"In (chess), where the pieces have different and bizarre motions, with various and variable values, what is only complex is mistaken (a not unusual error) for what is profound. The attention is here called powerfully into play. If it flag for an instant, an oversight is committed resulting in injury or defeat. The possible moves being not only manifold but involute, the chances of such oversights are multiplied; and in nine cases out of ten it is the more concentrative rather than the more acute player who conquers."
Written preface, by the narrator, of Edgar Allan Poe's The Murders in the Rue Morgue.
Sir Arthur Conan Doyle created one of the most renowned characters of fiction in his London detective Sherlock Holmes. The socially withdrawn genius appeared in a total of sixty stories, beginning in 1887 and met with increasing popularity by his London audience. The overwhelming majority of the tales stay true to the same format, wherein Holmes's closest, and perhaps only, friend Dr. John Watson is the narrator sharing the tales of Sherlock Holmes and his astounding capacity for deduction while assisting in the solving of crimes in and around London.

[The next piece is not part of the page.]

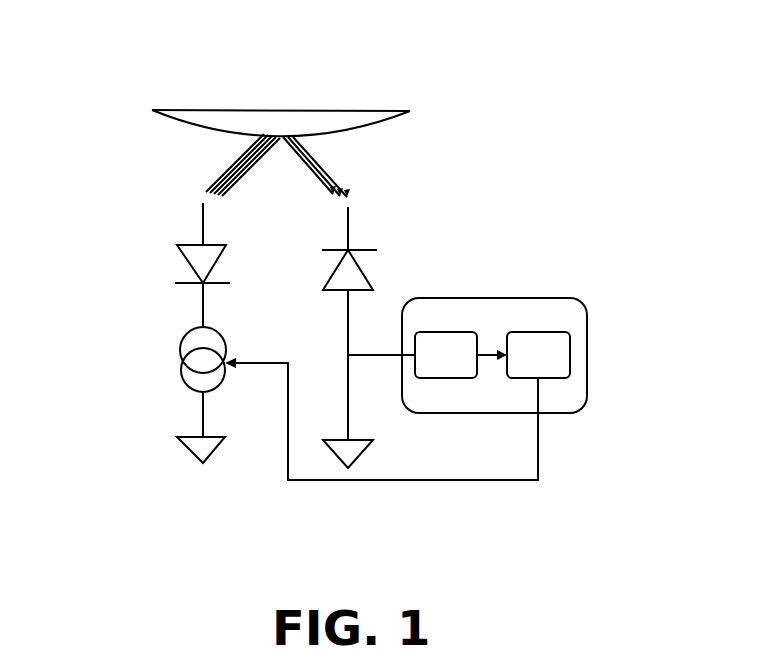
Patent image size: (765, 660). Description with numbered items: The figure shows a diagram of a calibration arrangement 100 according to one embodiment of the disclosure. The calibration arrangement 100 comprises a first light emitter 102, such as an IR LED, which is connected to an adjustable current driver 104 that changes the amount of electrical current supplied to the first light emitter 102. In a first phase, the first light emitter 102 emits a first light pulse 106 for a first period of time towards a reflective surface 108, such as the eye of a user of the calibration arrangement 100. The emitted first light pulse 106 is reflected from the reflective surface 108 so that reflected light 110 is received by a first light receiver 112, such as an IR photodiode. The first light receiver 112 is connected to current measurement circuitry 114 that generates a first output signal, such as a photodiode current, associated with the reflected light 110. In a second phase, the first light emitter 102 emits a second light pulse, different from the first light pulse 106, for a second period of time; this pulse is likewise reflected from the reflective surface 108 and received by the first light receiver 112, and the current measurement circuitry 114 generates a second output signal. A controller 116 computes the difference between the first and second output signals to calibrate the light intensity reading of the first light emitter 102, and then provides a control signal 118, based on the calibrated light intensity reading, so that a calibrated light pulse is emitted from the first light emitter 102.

What is less well known about the most famous detective is that he was not the prototype for the genre. That honor would fall to Monsieur C. Auguste Dupin, created by American author Edgar Allan Poe in his 1841 publication of The Murders in the Rue Morgue. Dupin is introduced to us by the nameless narrator of the story after a brief treatise (which Poe's narrator goes so far as to protest he is not making) on the differences between analysis and ingenuity. We find Dupin to be a reclusive man, given to vices of the intellect - preferring to read in his study to great hours of the evening before even leaving his home each day.
The story at hand concerns one such evening when, after a walk through town at eveningtime, the duo pick up an evening edition of a local newspaper which contained an article concerning "Extraordinary Murders" in the Rue Morgue, a district of Paris. Dupin becomes quite entranced with the story, occupying himself over the next few days by noting slight and small differences between various printed testimonies. Finally Dupin asks his friend to accompany him to the crime scene itself, the inspection of which leads Dupin to deduce the truth of how the murders could have came to have been committed, all the while without violating any of the corroborated testimony previously given by witnesses in the Rue Morgue.
The Murders in the Rue Morgue is, to be certain, a story from the 19th century. It lacks the efficiency of language which modern literature has become enamored with - which may speak more true about modern audiences than modern authors. The tale is a rather straightforward one, progressing quite linearly along the following schema: preface of Dupin's character, introduction of Dupin, inciting incident (reading the newspaper article together), gathering facts, solving the case at hand, presenting the evidence which led to the deductions allowing for such a solution. There is a quaint appeal to the deliberate pacing of the story, and the restrained approach by which evidence is revealed to the audience. The story is a resounding success, particularly for having been one of the first of its kind, with one bothersome exception: its ending is a twist.
Everyone has read a twist ending. The plot is building, the characters developing, and the entire tale is presenting itself as one thing, it has you leaning left, and then POW! it jumps to the right as the author seemingly recalls "Whoa, wait a minute -- this is supposed to be a horror story!" To this allegation, The Murders in the Rue Morgue must plead no contest. It is most certainly guilty of such a twist ending, to the extent where a first time reader will not solve the mystery based on the evidence revealed prior to Dupin sharing his solution with the narrator. However, it is found to be a no-fault conclusion by this humble reviewer, as including such a large leap of logic in this story served as testament to the radical intellect of Dupin. This testament, speculatively, could be what made Dupin popular enough to return in two further stories: The Mystery of Marie Rogêt in 1842 and later The Purloined Letter in 1844.